In a world without live sports, pro wrestling thrives

‘’Wrestlers Kenny Omega and Pac lock up during a match in Chicago in August 2019. (Darrin Wright/ESPN Fort Wayne)‘’

Arenas and stadiums across the United States have been silent and empty during a time of year that would see them full and brimming with excitement. The NBA, MLB, XFL, and NHL have all seen their seasons either shortened or canceled outright as COVID-19 fears have forced the suspension of sporting events and gatherings of large groups of people.

And then there’s the quasi-sport of professional wrestling. The athleticism-meets-stuntwork-meets-soap opera performances have also been affected by the coronavirus, but instead of shutting down entirely, promoters like World Wrestling Entertainment (WWE), All Elite Wrestling (AEW), and others have opted to put on shows with empty arenas.

While this might seem like an odd way to handle things, it’s actually a genius workaround: in a world where sports have effectively all been shut down for at least a month, pro wrestling is literally the only live athletic event on television right now.

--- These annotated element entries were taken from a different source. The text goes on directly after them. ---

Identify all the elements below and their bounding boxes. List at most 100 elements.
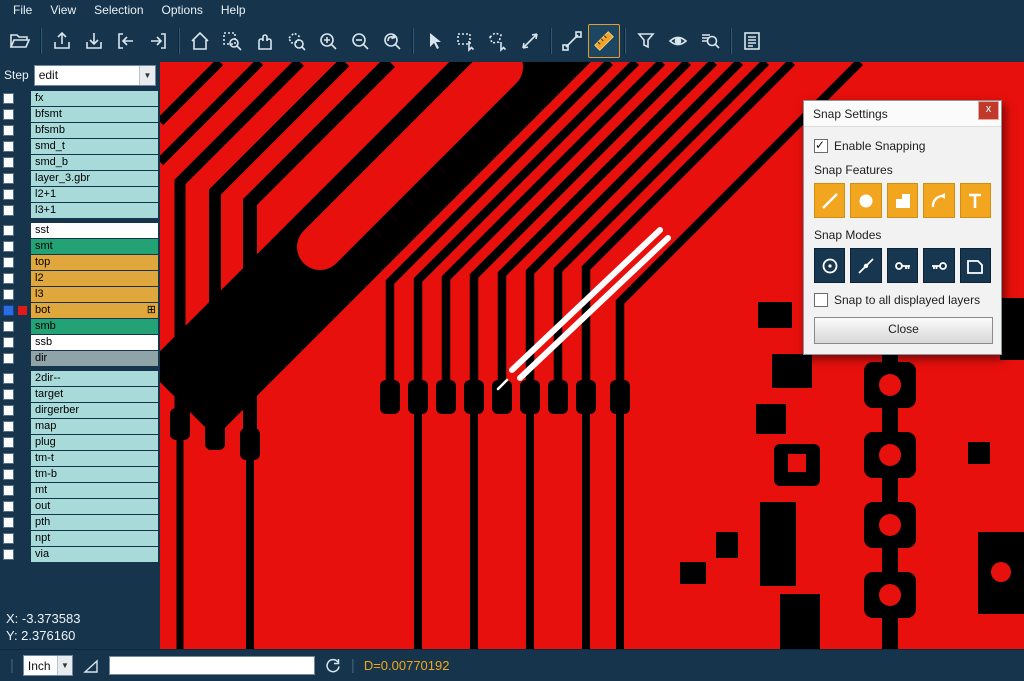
layer-visibility-checkbox[interactable] [3, 157, 14, 168]
layer-name[interactable]: sst [31, 223, 158, 238]
zoom-out-button[interactable] [344, 24, 376, 58]
layer-row[interactable]: tm-t [0, 451, 160, 466]
layer-row[interactable]: sst [0, 223, 160, 238]
layer-visibility-checkbox[interactable] [3, 549, 14, 560]
layer-row[interactable]: npt [0, 531, 160, 546]
layer-visibility-checkbox[interactable] [3, 241, 14, 252]
layer-row[interactable]: layer_3.gbr [0, 171, 160, 186]
layer-name[interactable]: l2+1 [31, 187, 158, 202]
layer-visibility-checkbox[interactable] [3, 225, 14, 236]
layer-row[interactable]: tm-b [0, 467, 160, 482]
layer-name[interactable]: mt [31, 483, 158, 498]
snap-all-layers-checkbox[interactable] [814, 293, 828, 307]
layer-visibility-checkbox[interactable] [3, 533, 14, 544]
layer-visibility-checkbox[interactable] [3, 273, 14, 284]
layer-row[interactable]: out [0, 499, 160, 514]
layer-visibility-checkbox[interactable] [3, 125, 14, 136]
layer-row[interactable]: ssb [0, 335, 160, 350]
snap-pad-button[interactable] [850, 183, 881, 218]
view-eye-button[interactable] [662, 24, 694, 58]
layer-name[interactable]: via [31, 547, 158, 562]
layer-name[interactable]: tm-t [31, 451, 158, 466]
layer-row[interactable]: pth [0, 515, 160, 530]
home-button[interactable] [184, 24, 216, 58]
layer-name[interactable]: dirgerber [31, 403, 158, 418]
layer-name[interactable]: smd_t [31, 139, 158, 154]
layer-row[interactable]: via [0, 547, 160, 562]
snap-key-left-button[interactable] [887, 248, 918, 283]
layer-visibility-checkbox[interactable] [3, 337, 14, 348]
dialog-close-button[interactable]: Close [814, 317, 993, 344]
snap-line-button[interactable] [814, 183, 845, 218]
menu-item[interactable]: Help [212, 2, 255, 18]
units-select[interactable]: Inch ▼ [23, 655, 73, 676]
layer-name[interactable]: npt [31, 531, 158, 546]
layer-visibility-checkbox[interactable] [3, 289, 14, 300]
layer-row[interactable]: dir [0, 351, 160, 366]
layer-visibility-checkbox[interactable] [3, 421, 14, 432]
layer-name[interactable]: map [31, 419, 158, 434]
layer-row[interactable]: bfsmt [0, 107, 160, 122]
select-button[interactable] [418, 24, 450, 58]
layer-visibility-checkbox[interactable] [3, 453, 14, 464]
layer-row[interactable]: map [0, 419, 160, 434]
step-select[interactable]: edit ▼ [34, 65, 156, 86]
layer-visibility-checkbox[interactable] [3, 517, 14, 528]
zoom-in-button[interactable] [312, 24, 344, 58]
layer-visibility-checkbox[interactable] [3, 469, 14, 480]
layer-name[interactable]: tm-b [31, 467, 158, 482]
import-in-button[interactable] [110, 24, 142, 58]
import-down-button[interactable] [78, 24, 110, 58]
layer-visibility-checkbox[interactable] [3, 109, 14, 120]
layer-row[interactable]: fx [0, 91, 160, 106]
layer-name[interactable]: dir [31, 351, 158, 366]
snap-all-layers-row[interactable]: Snap to all displayed layers [814, 293, 991, 307]
layer-row[interactable]: l3 [0, 287, 160, 302]
layer-row[interactable]: bot⊞ [0, 303, 160, 318]
layer-row[interactable]: l3+1 [0, 203, 160, 218]
import-up-button[interactable] [46, 24, 78, 58]
layer-name[interactable]: out [31, 499, 158, 514]
layer-name[interactable]: bfsmb [31, 123, 158, 138]
enable-snapping-checkbox[interactable] [814, 139, 828, 153]
layer-row[interactable]: plug [0, 435, 160, 450]
dialog-titlebar[interactable]: Snap Settings x [804, 101, 1001, 127]
layer-visibility-checkbox[interactable] [3, 205, 14, 216]
menu-item[interactable]: View [41, 2, 85, 18]
layer-visibility-checkbox[interactable] [3, 405, 14, 416]
snap-center-button[interactable] [814, 248, 845, 283]
layer-row[interactable]: l2+1 [0, 187, 160, 202]
layer-name[interactable]: l2 [31, 271, 158, 286]
snap-surface-button[interactable] [887, 183, 918, 218]
layer-name[interactable]: smb [31, 319, 158, 334]
layer-name[interactable]: plug [31, 435, 158, 450]
pan-button[interactable] [248, 24, 280, 58]
layer-name[interactable]: top [31, 255, 158, 270]
layer-name[interactable]: target [31, 387, 158, 402]
layer-row[interactable]: smd_t [0, 139, 160, 154]
layer-name[interactable]: bot⊞ [31, 303, 158, 318]
layer-visibility-checkbox[interactable] [3, 389, 14, 400]
measure-button[interactable] [514, 24, 546, 58]
snap-contour-button[interactable] [960, 248, 991, 283]
layer-name[interactable]: fx [31, 91, 158, 106]
snap-arc-button[interactable] [923, 183, 954, 218]
line-tool-button[interactable] [556, 24, 588, 58]
layer-visibility-checkbox[interactable] [3, 305, 14, 316]
layer-visibility-checkbox[interactable] [3, 373, 14, 384]
select-polygon-button[interactable] [482, 24, 514, 58]
layer-visibility-checkbox[interactable] [3, 485, 14, 496]
layer-row[interactable]: bfsmb [0, 123, 160, 138]
filter-button[interactable] [630, 24, 662, 58]
menu-item[interactable]: Options [153, 2, 212, 18]
dialog-close-x-button[interactable]: x [978, 101, 999, 120]
layer-visibility-checkbox[interactable] [3, 257, 14, 268]
menu-item[interactable]: File [4, 2, 41, 18]
layer-row[interactable]: l2 [0, 271, 160, 286]
layer-name[interactable]: ssb [31, 335, 158, 350]
zoom-window-button[interactable] [216, 24, 248, 58]
zoom-polygon-button[interactable] [280, 24, 312, 58]
command-input[interactable] [109, 656, 315, 675]
select-rect-button[interactable] [450, 24, 482, 58]
find-button[interactable] [694, 24, 726, 58]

It helps that most of the promotions are still managing to put on excellent shows: AEW’s most recent episode of “Dynamite” featured energetic matches and big-name debuts (Matt Hardy, Brodie Lee) that would have benefited from a crowd reaction but still felt important. WWE aired one of its most recent Pay-Per-Views, the 2020 Royal Rumble, for free on the USA Network. WWE legend “Stone Cold” Steve Austin delivered what some are calling one of the “greatest moments in WWE history” by poking a little fun at the situation:

Heck, WrestleTalk held a full-on show, for free, on YouTube that got rave reviews:

True, the uncertain future this outbreak brings is also bringing some issues to wrestling as well: WrestleMania, the WWE’s biggest show of the year, will now be presented April 4th and 5th in an empty WWE Performance Center, hosted by Rob Gronkowski of all people, and split up over two days. WWE Owner Vince McMahon stands to lose millions of dollars by moving on with the show instead of delaying it, but can you really blame him? Who knows when we’ll get to actually attend a sporting event again?

AEW Executive Vice President Cody Rhodes and others were also extremely careful during this past Wednesday night’s episode of “Dynamite” to not say “next week” when they were promoting their next episode, because the upstart promotion doesn’t know what the future holds either. It could be next Wednesday, or the next episode could be sometime in June.

Either way, we should be grateful these performers love their craft so much that they’re willing to put on shows in front of empty arenas just so somebody, somewhere, can have a little break from the chaos. Hopefully we’ll remember this when the “real” sports return.